- Victoria, Mississippi
- Coordinates: 33°55′42″N 91°00′02″W﻿ / ﻿33.92833°N 91.00056°W
- Country: United States
- State: Mississippi
- County: Bolivar
- Time zone: UTC-6 (Central (CST))
- • Summer (DST): UTC-5 (CDT)

= Victoria, Bolivar County, Mississippi =

Victoria is a ghost town in Bolivar County, Mississippi, United States.

Victoria was a historic port on the Mississippi River, located south of Lake Concordia, approximately 3.8 mi west of Gunnison.

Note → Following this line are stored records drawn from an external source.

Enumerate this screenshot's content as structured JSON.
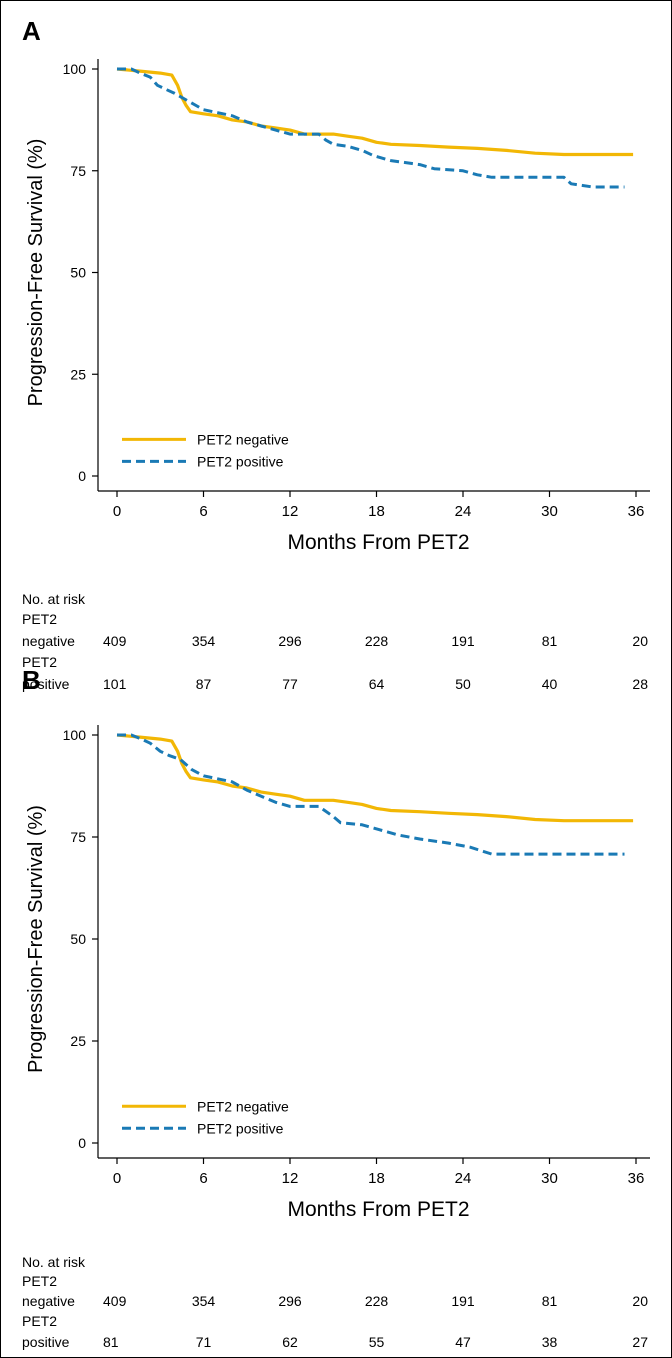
{
  "chart_data": [
    {
      "type": "line",
      "panel": "A",
      "xlabel": "Months From PET2",
      "ylabel": "Progression-Free Survival (%)",
      "xlim": [
        0,
        36
      ],
      "ylim": [
        0,
        100
      ],
      "x_ticks": [
        "0",
        "6",
        "12",
        "18",
        "24",
        "30",
        "36"
      ],
      "y_ticks": [
        "0",
        "25",
        "50",
        "75",
        "100"
      ],
      "legend_position": "bottom-left",
      "series": [
        {
          "name": "PET2 negative",
          "color": "#F2B705",
          "style": "solid",
          "points": [
            [
              0,
              100
            ],
            [
              1.5,
              99.5
            ],
            [
              3,
              99
            ],
            [
              3.8,
              98.5
            ],
            [
              4.2,
              96
            ],
            [
              4.5,
              93
            ],
            [
              4.8,
              91
            ],
            [
              5.1,
              89.5
            ],
            [
              6,
              89
            ],
            [
              7,
              88.5
            ],
            [
              8,
              87.5
            ],
            [
              9,
              87
            ],
            [
              10,
              86
            ],
            [
              11,
              85.5
            ],
            [
              12,
              85
            ],
            [
              13,
              84
            ],
            [
              15,
              84
            ],
            [
              16,
              83.5
            ],
            [
              17,
              83
            ],
            [
              18,
              82
            ],
            [
              19,
              81.5
            ],
            [
              21,
              81.2
            ],
            [
              23,
              80.8
            ],
            [
              25,
              80.5
            ],
            [
              27,
              80
            ],
            [
              29,
              79.3
            ],
            [
              31,
              79
            ],
            [
              33,
              79
            ],
            [
              35.8,
              79
            ]
          ]
        },
        {
          "name": "PET2 positive",
          "color": "#1A7AB5",
          "style": "dashed",
          "points": [
            [
              0,
              100
            ],
            [
              1,
              100
            ],
            [
              1.6,
              99
            ],
            [
              2.3,
              98
            ],
            [
              2.8,
              96
            ],
            [
              3.4,
              95
            ],
            [
              4,
              94
            ],
            [
              5,
              92
            ],
            [
              6,
              90
            ],
            [
              8,
              88.5
            ],
            [
              9,
              87
            ],
            [
              10,
              86
            ],
            [
              11,
              85
            ],
            [
              12,
              84
            ],
            [
              14,
              84
            ],
            [
              14.5,
              82.5
            ],
            [
              15,
              81.5
            ],
            [
              16,
              81
            ],
            [
              17,
              80
            ],
            [
              17.8,
              78.7
            ],
            [
              19,
              77.5
            ],
            [
              21,
              76.5
            ],
            [
              22,
              75.5
            ],
            [
              24,
              75
            ],
            [
              25,
              74
            ],
            [
              26,
              73.4
            ],
            [
              29,
              73.4
            ],
            [
              31,
              73.4
            ],
            [
              31.5,
              71.8
            ],
            [
              33,
              71
            ],
            [
              35.2,
              71
            ]
          ]
        }
      ],
      "risk_table": {
        "title": "No. at risk",
        "rows": [
          {
            "label1": "PET2",
            "label2": "negative",
            "values": [
              "409",
              "354",
              "296",
              "228",
              "191",
              "81",
              "20"
            ]
          },
          {
            "label1": "PET2",
            "label2": "positive",
            "values": [
              "101",
              "87",
              "77",
              "64",
              "50",
              "40",
              "28"
            ]
          }
        ]
      }
    },
    {
      "type": "line",
      "panel": "B",
      "xlabel": "Months From PET2",
      "ylabel": "Progression-Free Survival (%)",
      "xlim": [
        0,
        36
      ],
      "ylim": [
        0,
        100
      ],
      "x_ticks": [
        "0",
        "6",
        "12",
        "18",
        "24",
        "30",
        "36"
      ],
      "y_ticks": [
        "0",
        "25",
        "50",
        "75",
        "100"
      ],
      "legend_position": "bottom-left",
      "series": [
        {
          "name": "PET2 negative",
          "color": "#F2B705",
          "style": "solid",
          "points": [
            [
              0,
              100
            ],
            [
              1.5,
              99.5
            ],
            [
              3,
              99
            ],
            [
              3.8,
              98.5
            ],
            [
              4.2,
              96
            ],
            [
              4.5,
              93
            ],
            [
              4.8,
              91
            ],
            [
              5.1,
              89.5
            ],
            [
              6,
              89
            ],
            [
              7,
              88.5
            ],
            [
              8,
              87.5
            ],
            [
              9,
              87
            ],
            [
              10,
              86
            ],
            [
              11,
              85.5
            ],
            [
              12,
              85
            ],
            [
              13,
              84
            ],
            [
              15,
              84
            ],
            [
              16,
              83.5
            ],
            [
              17,
              83
            ],
            [
              18,
              82
            ],
            [
              19,
              81.5
            ],
            [
              21,
              81.2
            ],
            [
              23,
              80.8
            ],
            [
              25,
              80.5
            ],
            [
              27,
              80
            ],
            [
              29,
              79.3
            ],
            [
              31,
              79
            ],
            [
              33,
              79
            ],
            [
              35.8,
              79
            ]
          ]
        },
        {
          "name": "PET2 positive",
          "color": "#1A7AB5",
          "style": "dashed",
          "points": [
            [
              0,
              100
            ],
            [
              1,
              100
            ],
            [
              1.7,
              99
            ],
            [
              2.3,
              98
            ],
            [
              3,
              96
            ],
            [
              3.6,
              95
            ],
            [
              4.4,
              94
            ],
            [
              5.2,
              91.5
            ],
            [
              6,
              90
            ],
            [
              8,
              88.5
            ],
            [
              9,
              86.5
            ],
            [
              10,
              85
            ],
            [
              11,
              83.5
            ],
            [
              12,
              82.5
            ],
            [
              14,
              82.5
            ],
            [
              15,
              80
            ],
            [
              15.5,
              78.5
            ],
            [
              17,
              78
            ],
            [
              18.2,
              76.8
            ],
            [
              19.5,
              75.5
            ],
            [
              21,
              74.5
            ],
            [
              23,
              73.5
            ],
            [
              24.5,
              72.5
            ],
            [
              26,
              70.8
            ],
            [
              28,
              70.8
            ],
            [
              31,
              70.8
            ],
            [
              35.2,
              70.8
            ]
          ]
        }
      ],
      "risk_table": {
        "title": "No. at risk",
        "rows": [
          {
            "label1": "PET2",
            "label2": "negative",
            "values": [
              "409",
              "354",
              "296",
              "228",
              "191",
              "81",
              "20"
            ]
          },
          {
            "label1": "PET2",
            "label2": "positive",
            "values": [
              "81",
              "71",
              "62",
              "55",
              "47",
              "38",
              "27"
            ]
          }
        ]
      }
    }
  ]
}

A bend in the Mississippi River at the location of the settlement was named "Victoria Bend", and continues to be known thus. Nothing remains of the settlement, as "changes in the river's course doomed the village to extinction".

==History==

Victoria had mail delivery from 1840 to 1871. A mail route described in official documents in 1841 included—from south to north—the Mississippi River ports of Vicksburg, Nine Mile Reach, Princeton, Egg Point (west of present-day Avon), Bachelor's Bend (south of Greenville), Bolivar, Victoria, Port Royal, Delta, Commerce, and Memphis. A mail route from Victoria east to Locopolis (now a ghost town west of Cowart) was also documented.

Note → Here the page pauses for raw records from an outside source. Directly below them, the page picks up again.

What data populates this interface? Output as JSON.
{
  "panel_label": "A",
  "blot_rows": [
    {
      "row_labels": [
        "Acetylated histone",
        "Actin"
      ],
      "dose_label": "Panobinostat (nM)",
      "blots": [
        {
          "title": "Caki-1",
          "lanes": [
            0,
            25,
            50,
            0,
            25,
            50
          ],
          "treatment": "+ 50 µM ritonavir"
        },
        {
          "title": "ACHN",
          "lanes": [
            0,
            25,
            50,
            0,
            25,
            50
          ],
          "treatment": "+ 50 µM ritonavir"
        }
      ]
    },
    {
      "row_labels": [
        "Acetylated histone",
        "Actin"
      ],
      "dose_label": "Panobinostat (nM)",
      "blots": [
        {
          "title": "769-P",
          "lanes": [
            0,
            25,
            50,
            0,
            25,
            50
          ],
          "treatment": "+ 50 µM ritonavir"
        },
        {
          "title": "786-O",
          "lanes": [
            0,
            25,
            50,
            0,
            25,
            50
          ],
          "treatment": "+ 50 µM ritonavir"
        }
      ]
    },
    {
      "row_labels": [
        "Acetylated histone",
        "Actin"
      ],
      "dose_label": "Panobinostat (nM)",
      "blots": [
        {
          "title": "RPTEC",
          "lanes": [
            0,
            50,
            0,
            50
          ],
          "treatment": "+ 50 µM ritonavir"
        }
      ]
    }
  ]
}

The settlement had a tavern in 1840.

Harriet Beecher Stowe included an advertisement published in the Jefferson Inquirer in 1852 in her book A Key to Uncle Tom's Cabin:
ONE HUNDRED DOLLARS REWARD

RAN AWAY from my plantation, in Bolivar County, Miss., a negro man named MAY, aged 40 years, 5 feet 10 or 11 inches high, copper coloured, and very straight; his front teeth are good and stand a little open; stout through the shoulders, and has some scars on his back that show above the skin plain, caused by the whip; he frequently hiccups when eating, if he has not got water handy; he was pursued into Ozark County, Mo., and there left. I will give the above reward for his confinement in jail, so that I can get him.

JAMES H. COUSAR, Victoria, Bolivar County, Mississippi.

Stowe added: "delightful master to go back to, this man must be!"

A publication listing game and fish resorts in Mississippi published in 1878 wrote:This county abounds in deer, bears, wild turkeys, ducks, geese, quail, squirrels and other kinds of large and small game. Take Mississippi River Steamer to Bolivar, Victoria or Concordia, thence strike inland. Guides and all necessary information will be found at any of these places.

A road at the former settlement is today called "Victoria Hunting Club Road".